Parameter Type Default Description
text STRING - Text to convert to speech (2-15 sec sentences work best)
temperature FLOAT 0.3 Lower = consistent, higher = varied (0.0-2.0)
top_p FLOAT 0.95 Nucleus sampling threshold (0.0-1.0)
repetition_penalty FLOAT 1.2 Reduces repetition (1.0-2.0)
seed INT -1 Change to force regeneration (ComfyUI caching)
keep_model_loaded BOOLEAN False Keep in VRAM for faster subsequent runs

Audio Output Settings

Parameter Type Default Description
filename_prefix STRING audio/soprano_tts Path/prefix for saved files
format ENUM wav Output format: wav, mp3, flac, ogg
bitrate ENUM 320k Bitrate for mp3/ogg: 128k, 192k, 256k, 320k, VBR
save BOOLEAN True Save to output folder (False = temp/preview only)
autoplay BOOLEAN True Auto-play audio in the UI when generated

Output

  • audio (AUDIO): 32kHz waveform compatible with ComfyUI audio nodes
  • Built-in player: Audio plays directly in the node (with autoplay option)
  • Auto-save: Files saved to ComfyUI/output/audio/ with counters

Tips for Best Results

DO:

  • Use sentences 2-15 seconds long
  • Convert numbers to words ("1+1" → "one plus one")
  • Use proper grammar and contractions
  • Regenerate (change seed) if result isn't perfect

DON'T:

  • Use very long or very short sentences
  • Include special characters (%, #, @, etc.)
  • Use all caps or improper grammar
  • Expect identical output each time (uses sampling)

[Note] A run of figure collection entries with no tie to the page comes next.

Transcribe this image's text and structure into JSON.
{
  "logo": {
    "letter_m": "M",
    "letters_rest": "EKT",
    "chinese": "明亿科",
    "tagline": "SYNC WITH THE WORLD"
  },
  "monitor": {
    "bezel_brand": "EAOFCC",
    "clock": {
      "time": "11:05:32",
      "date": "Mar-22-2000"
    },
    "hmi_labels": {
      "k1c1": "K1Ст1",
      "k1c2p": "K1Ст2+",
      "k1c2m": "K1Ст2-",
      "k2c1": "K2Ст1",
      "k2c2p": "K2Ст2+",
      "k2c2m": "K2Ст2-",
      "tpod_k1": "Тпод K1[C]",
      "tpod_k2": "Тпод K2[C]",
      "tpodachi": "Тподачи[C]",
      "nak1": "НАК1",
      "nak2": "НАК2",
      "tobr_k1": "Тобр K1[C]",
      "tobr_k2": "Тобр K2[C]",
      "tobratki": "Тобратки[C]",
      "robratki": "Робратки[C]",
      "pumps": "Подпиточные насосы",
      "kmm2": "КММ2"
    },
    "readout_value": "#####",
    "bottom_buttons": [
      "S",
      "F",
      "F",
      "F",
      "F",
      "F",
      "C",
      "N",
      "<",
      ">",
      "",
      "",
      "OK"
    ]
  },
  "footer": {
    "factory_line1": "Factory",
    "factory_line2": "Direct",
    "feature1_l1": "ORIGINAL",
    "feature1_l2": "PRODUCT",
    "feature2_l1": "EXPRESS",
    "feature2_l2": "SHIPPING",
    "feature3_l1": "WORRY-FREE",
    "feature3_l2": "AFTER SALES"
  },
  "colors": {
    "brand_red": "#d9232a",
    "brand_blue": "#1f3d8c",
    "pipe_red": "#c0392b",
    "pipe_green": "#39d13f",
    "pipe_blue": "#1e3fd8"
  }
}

Why --no-deps Installation?

The Problem: Soprano TTS officially requires PyTorch 2.8+, but ComfyUI uses PyTorch 2.5.1. Installing normally upgrades PyTorch and breaks ComfyUI with errors like:

ImportError: undefined symbol: ncclMemFree

The Solution: Install with --no-deps to skip the problematic lmdeploy dependency. Soprano automatically falls back to the transformers backend, which works perfectly with PyTorch 2.5.1!

Backend Speed PyTorch Status
lmdeploy ~2000x real-time 2.8.0+ ❌ Breaks ComfyUI
transformers ~100-200x real-time 2.5.1+ ✅ Works!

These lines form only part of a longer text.